Fingerprint Detector is strictly local. It never sends any data outside your browser.
What we DO:
- Hook fingerprinting-related browser APIs to detect when sites probe them
- Store detection data in
chrome.storage.localandchrome.storage.session(both are local to your browser profile) - Display detection results in the extension popup and the compare view
- Allow you to manually export detection data as a JSON/CSV file that you download to your own computer
What we DO NOT do:
- ❌ No telemetry
- ❌ No analytics
- ❌ No crash reporting
- ❌ No external network requests
- ❌ No remote code loading
- ❌ No user accounts, login, or identity
- ❌ No syncing across devices
- ❌ No third-party services
- ❌ No cookies or auth tokens read
| Permission | Why we need it |
|---|---|
activeTab |
Query the current tab URL to display in the popup and name exports |
webNavigation |
Clear per-tab detection data when a page navigates to a new URL |
storage |
Save mutes (chrome.storage.local), UI state and detection data (chrome.storage.session) |
tabs |
Enumerate tabs with detection data for the multi-tab debug log |
<all_urls> content scripts |
Inject detection hooks into every frame to catch fingerprinting anywhere |
| Control | Implementation |
|---|---|
| Content Security Policy | MV3 default CSP (script-src 'self'; object-src 'self') enforced, explicitly declared in manifest |
| No eval / Function constructor | ESLint rules no-eval, no-implied-eval, no-new-func fail the build |
| HTML escaping | All dynamic values written to innerHTML are escaped via escapeHtml() (uses textContent) |
| No remote code | No <script src="https://...">, no CDN, no external modules |
| Bundled code | dist/inject.js is built with esbuild; source tree is auditable |
| CI linting | ESLint + web-ext lint run on every push and before every release |
| Code signing | CRX is signed with a key generated per-release in the build workflow |
| Minimum Firefox | 128.0 — ensures modern security features are available |
Website (untrusted)
↓
inject.js (MAIN world, untrusted context)
↓ CustomEvent (local to page)
bridge.js (ISOLATED world, content script)
↓ chrome.runtime.sendMessage (local IPC)
background.js (service worker)
↓ port.postMessage (local IPC)
popup.js / compare.js (extension pages)
↓
chrome.storage.local / session (local to browser)
No data crosses the browser boundary at any point.
| Threat | Mitigation |
|---|---|
| Malicious page injecting scripts into extension UI | Strict CSP blocks inline scripts; escapeHtml on all innerHTML |
| Malicious JSON file in Compare view | JSON.parse throws on invalid input; schema-checked before render; all values escaped when displayed |
| Service worker data loss | Persisted to chrome.storage.session so data survives worker restarts |
| Extension sandboxing bypass | All fingerprinting hooks run in the page's context and cannot escape the browser sandbox |
- The extension can see everything you visit — that's inherent to detecting fingerprinting everywhere. If you don't trust this code, audit the source at https://github.com/ryanbr/fingerprint-detector or build it yourself from source.

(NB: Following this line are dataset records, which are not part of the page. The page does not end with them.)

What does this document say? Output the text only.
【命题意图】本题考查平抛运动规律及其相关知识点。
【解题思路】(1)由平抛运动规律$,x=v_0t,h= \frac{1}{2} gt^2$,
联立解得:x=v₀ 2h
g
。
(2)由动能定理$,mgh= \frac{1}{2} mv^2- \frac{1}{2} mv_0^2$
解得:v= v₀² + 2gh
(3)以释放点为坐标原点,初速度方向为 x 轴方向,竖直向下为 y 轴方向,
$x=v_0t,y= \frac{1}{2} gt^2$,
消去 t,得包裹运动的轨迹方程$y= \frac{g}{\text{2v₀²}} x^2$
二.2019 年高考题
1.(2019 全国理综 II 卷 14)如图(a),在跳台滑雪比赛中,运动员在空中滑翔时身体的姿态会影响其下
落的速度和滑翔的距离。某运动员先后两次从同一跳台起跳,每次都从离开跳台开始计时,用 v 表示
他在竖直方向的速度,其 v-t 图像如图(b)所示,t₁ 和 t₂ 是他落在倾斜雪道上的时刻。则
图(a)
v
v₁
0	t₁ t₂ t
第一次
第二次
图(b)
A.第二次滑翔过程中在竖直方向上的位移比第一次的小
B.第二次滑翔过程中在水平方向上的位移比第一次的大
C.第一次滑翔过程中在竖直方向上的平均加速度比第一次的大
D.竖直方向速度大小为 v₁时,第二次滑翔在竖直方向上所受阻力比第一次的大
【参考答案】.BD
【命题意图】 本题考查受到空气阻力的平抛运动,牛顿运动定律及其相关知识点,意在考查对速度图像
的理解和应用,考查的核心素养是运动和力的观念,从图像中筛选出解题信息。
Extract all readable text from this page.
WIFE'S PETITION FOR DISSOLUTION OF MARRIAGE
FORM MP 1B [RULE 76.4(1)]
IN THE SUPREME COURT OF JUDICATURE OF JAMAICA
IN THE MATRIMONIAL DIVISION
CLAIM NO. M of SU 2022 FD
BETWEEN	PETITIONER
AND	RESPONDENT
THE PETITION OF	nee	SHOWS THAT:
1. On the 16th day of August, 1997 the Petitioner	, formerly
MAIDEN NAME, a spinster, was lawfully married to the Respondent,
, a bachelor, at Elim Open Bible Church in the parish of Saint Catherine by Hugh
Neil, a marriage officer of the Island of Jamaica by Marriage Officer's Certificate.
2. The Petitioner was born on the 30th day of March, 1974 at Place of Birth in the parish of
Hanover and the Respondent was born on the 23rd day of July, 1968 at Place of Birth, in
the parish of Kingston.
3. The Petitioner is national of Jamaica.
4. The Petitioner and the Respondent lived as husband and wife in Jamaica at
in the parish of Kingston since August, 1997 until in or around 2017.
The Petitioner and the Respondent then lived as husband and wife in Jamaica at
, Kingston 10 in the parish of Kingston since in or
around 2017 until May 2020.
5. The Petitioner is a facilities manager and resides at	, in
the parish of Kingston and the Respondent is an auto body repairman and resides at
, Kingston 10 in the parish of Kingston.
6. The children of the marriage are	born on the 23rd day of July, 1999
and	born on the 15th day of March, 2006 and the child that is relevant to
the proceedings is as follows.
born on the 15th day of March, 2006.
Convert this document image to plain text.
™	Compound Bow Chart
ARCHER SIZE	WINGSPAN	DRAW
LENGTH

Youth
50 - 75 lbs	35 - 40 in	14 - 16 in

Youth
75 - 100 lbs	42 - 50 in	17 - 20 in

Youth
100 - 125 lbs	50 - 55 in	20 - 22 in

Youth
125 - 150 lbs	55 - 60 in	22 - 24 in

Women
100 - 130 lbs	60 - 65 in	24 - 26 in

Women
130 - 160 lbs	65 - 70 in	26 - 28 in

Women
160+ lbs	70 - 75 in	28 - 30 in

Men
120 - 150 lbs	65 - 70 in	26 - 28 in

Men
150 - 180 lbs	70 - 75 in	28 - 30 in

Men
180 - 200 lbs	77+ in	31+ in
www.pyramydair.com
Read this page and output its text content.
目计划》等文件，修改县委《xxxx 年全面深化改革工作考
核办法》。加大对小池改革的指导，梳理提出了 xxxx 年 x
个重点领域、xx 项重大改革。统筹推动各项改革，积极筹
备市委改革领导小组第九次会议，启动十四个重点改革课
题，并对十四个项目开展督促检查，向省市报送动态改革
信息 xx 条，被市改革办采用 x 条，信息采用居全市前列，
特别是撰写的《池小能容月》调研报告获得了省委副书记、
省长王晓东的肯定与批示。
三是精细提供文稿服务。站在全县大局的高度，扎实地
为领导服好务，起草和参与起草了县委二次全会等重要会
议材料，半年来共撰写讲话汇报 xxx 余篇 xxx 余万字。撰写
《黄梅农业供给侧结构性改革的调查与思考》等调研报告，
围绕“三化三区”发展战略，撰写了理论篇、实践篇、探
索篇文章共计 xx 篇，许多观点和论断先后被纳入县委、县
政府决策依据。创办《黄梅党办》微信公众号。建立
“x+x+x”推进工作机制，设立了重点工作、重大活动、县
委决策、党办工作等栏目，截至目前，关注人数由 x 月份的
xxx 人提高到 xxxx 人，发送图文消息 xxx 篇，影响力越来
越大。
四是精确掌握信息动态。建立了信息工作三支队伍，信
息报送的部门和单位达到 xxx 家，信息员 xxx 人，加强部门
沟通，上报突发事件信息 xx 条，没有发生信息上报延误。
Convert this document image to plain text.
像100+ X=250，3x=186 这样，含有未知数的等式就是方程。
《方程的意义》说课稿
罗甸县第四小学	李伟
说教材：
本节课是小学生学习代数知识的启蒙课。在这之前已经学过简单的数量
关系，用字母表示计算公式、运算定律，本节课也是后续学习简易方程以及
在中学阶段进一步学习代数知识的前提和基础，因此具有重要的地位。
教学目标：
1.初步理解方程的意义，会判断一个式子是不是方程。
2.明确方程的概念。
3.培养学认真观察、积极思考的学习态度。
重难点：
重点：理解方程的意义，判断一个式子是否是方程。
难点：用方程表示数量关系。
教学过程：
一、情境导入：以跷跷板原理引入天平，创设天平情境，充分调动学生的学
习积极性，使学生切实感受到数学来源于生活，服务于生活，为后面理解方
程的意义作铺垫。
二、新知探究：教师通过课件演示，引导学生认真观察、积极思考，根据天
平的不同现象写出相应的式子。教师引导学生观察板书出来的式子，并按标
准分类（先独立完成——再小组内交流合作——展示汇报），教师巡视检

- Detection can be noisy — normal websites use some of these APIs legitimately. The extension distinguishes real fingerprinting via rate limiting and burst detection but isn't perfect.
- Your mutes and export files are yours — they live only in your browser and wherever you choose to save the exports. We never see them.
If you find a security issue, please file an issue at: https://github.com/ryanbr/fingerprint-detector/issues
For sensitive disclosures, mark the issue as private or reach the author via the repo.
GPL-3.0 — the code is open source and auditable.